ACCURACY OF NON-ENDOSCOPIC SCREENING FOR BARRETT'S ESOPHAGUS (BE) AMONG PATIENTS ELIGIBLE FOR BE SCREENING

Background: Using EsoCheck (EC), a non-endoscopic balloon device for sampling the distal esophagus, coupled with EsoGuard (EG), a DNA based testing screening for Barrett’s esophagus (BE), we have previously reported high sensitivity and specificity for detection of BE among patients with known BE compared with controls. We now utilized this screening method in the population at risk for developing BE and esophageal adenocarcinoma (ECA).
Aim: Determine the accuracy of EG/EC in patients eligible for BE screening.
Method: We recruited veterans who meet American College of Gastroenterology (ACG) Guideline criteria for endoscopic BE screening at our VA hospital. Study participants completed EC/EG followed by esophagogastroduodenoscopy (EGD). We compared the yield of guideline based screening with a theoretical strategy where patients have EC/EG, and only those with a positive result then have an EGD.

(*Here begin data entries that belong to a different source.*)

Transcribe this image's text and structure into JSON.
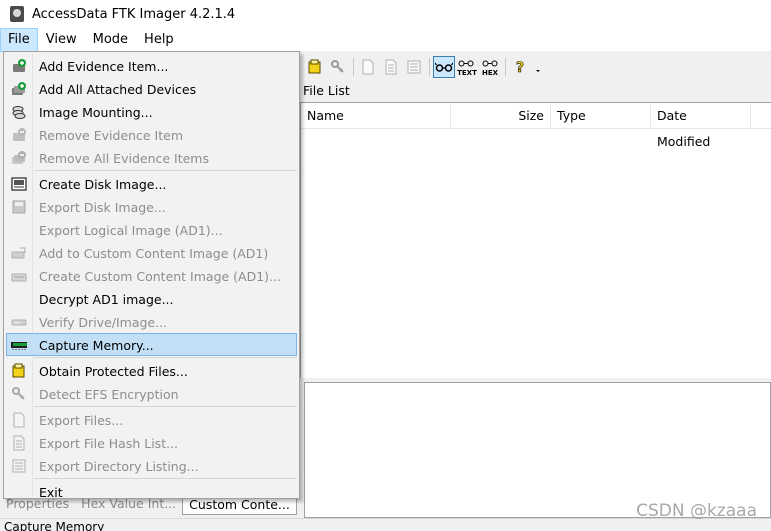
{
  "window": {
    "title": "AccessData FTK Imager 4.2.1.4",
    "icon": "ftk-imager-icon"
  },
  "menubar": {
    "items": [
      {
        "label": "File",
        "name": "menu-file",
        "open": true
      },
      {
        "label": "View",
        "name": "menu-view"
      },
      {
        "label": "Mode",
        "name": "menu-mode"
      },
      {
        "label": "Help",
        "name": "menu-help"
      }
    ]
  },
  "file_menu": {
    "items": [
      {
        "label": "Add Evidence Item...",
        "enabled": true,
        "icon": "add-evidence-icon"
      },
      {
        "label": "Add All Attached Devices",
        "enabled": true,
        "icon": "add-devices-icon"
      },
      {
        "label": "Image Mounting...",
        "enabled": true,
        "icon": "image-mount-icon"
      },
      {
        "label": "Remove Evidence Item",
        "enabled": false,
        "icon": "remove-evidence-icon"
      },
      {
        "label": "Remove All Evidence Items",
        "enabled": false,
        "icon": "remove-all-evidence-icon"
      },
      {
        "label": "Create Disk Image...",
        "enabled": true,
        "icon": "create-disk-image-icon"
      },
      {
        "label": "Export Disk Image...",
        "enabled": false,
        "icon": "export-disk-image-icon"
      },
      {
        "label": "Export Logical Image (AD1)...",
        "enabled": false,
        "icon": ""
      },
      {
        "label": "Add to Custom Content Image (AD1)",
        "enabled": false,
        "icon": "add-custom-content-icon"
      },
      {
        "label": "Create Custom Content Image (AD1)...",
        "enabled": false,
        "icon": "create-custom-content-icon"
      },
      {
        "label": "Decrypt AD1 image...",
        "enabled": true,
        "icon": ""
      },
      {
        "label": "Verify Drive/Image...",
        "enabled": false,
        "icon": "verify-drive-icon"
      },
      {
        "label": "Capture Memory...",
        "enabled": true,
        "icon": "capture-memory-icon",
        "highlighted": true
      },
      {
        "label": "Obtain Protected Files...",
        "enabled": true,
        "icon": "obtain-protected-files-icon"
      },
      {
        "label": "Detect EFS Encryption",
        "enabled": false,
        "icon": "detect-efs-icon"
      },
      {
        "label": "Export Files...",
        "enabled": false,
        "icon": "export-files-icon"
      },
      {
        "label": "Export File Hash List...",
        "enabled": false,
        "icon": "export-hash-list-icon"
      },
      {
        "label": "Export Directory Listing...",
        "enabled": false,
        "icon": "export-directory-listing-icon"
      },
      {
        "label": "Exit",
        "enabled": true,
        "icon": ""
      }
    ]
  },
  "toolbar": {
    "text_view_label": "TEXT",
    "hex_view_label": "HEX"
  },
  "file_list": {
    "header": "File List",
    "columns": [
      "Name",
      "Size",
      "Type",
      "Date Modified"
    ]
  },
  "bottom_tabs": [
    {
      "label": "Properties",
      "selected": false
    },
    {
      "label": "Hex Value Int...",
      "selected": false
    },
    {
      "label": "Custom Conte...",
      "selected": true
    }
  ],
  "status": {
    "text": "Capture Memory"
  },
  "watermark": "CSDN @kzaaa",
  "colors": {
    "menu_highlight": "#c2dff5",
    "menu_highlight_border": "#7eb4ea",
    "disabled_text": "#8d8d8d",
    "accent_green": "#1a9c3a",
    "accent_yellow": "#f2d21b"
  }
}
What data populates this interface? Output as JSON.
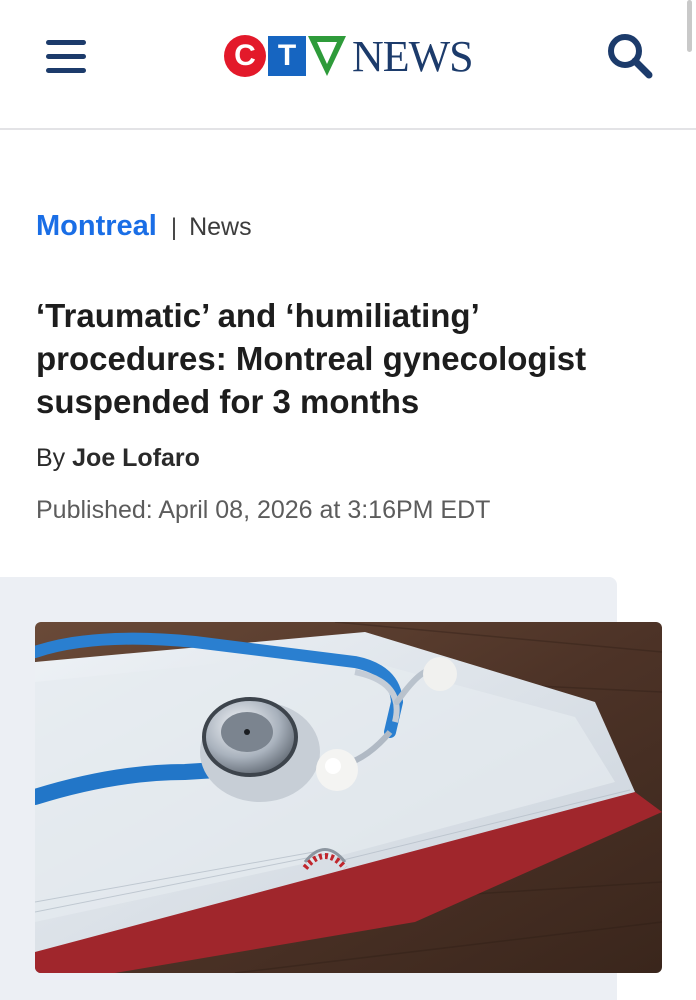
{
  "header": {
    "logo_c": "C",
    "logo_t": "T",
    "logo_news": "NEWS"
  },
  "icons": {
    "menu": "hamburger-menu-icon",
    "search": "search-icon"
  },
  "colors": {
    "brand_blue": "#1c3b6b",
    "link_blue": "#1a6ee6",
    "ctv_red": "#e3192a",
    "ctv_blue": "#1665c1",
    "ctv_green": "#2e9b3a"
  },
  "article": {
    "section": "Montreal",
    "separator": "|",
    "subsection": "News",
    "headline": "‘Traumatic’ and ‘humiliating’ procedures: Montreal gynecologist suspended for 3 months",
    "by_prefix": "By",
    "author": "Joe Lofaro",
    "published": "Published: April 08, 2026 at 3:16PM EDT"
  }
}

Results: We enrolled 47 participants (89.3% male, median age 60.9 (SD 11.2)). 46/47 patients successfully swallowed the EC. In total, 10.6% (5/47) had an endoscopic diagnosis of BE. EC/EG was positive for 14 patients, negative for 23, and 9 patients did not have sufficient material for EG analysis. We found that 10.8% (4/37) patients had BE diagnosed by EGD, compared with 28.6% (4/14). There were no cases of BE diagnosed by endoscopy among patients with a negative EC/EG test. Compared with EGD the sensitivity and specificity of the test was 100% (95% CI 39.8% to 100%) and 69.7% (95% CI 51.3% to 84.4%), respectively. The PPV, NPV, and accuracy were 28.12% (95% CI 18.91% to 39.63%), 100.00%, 72.91% (95% CI 55.81% to 86.16%).
Conclusions: The performance of the EC/EG test was promising in the screening population and this study sets the ground for future larger trials of an EC/EG intervention for BE detection in the wider screening population.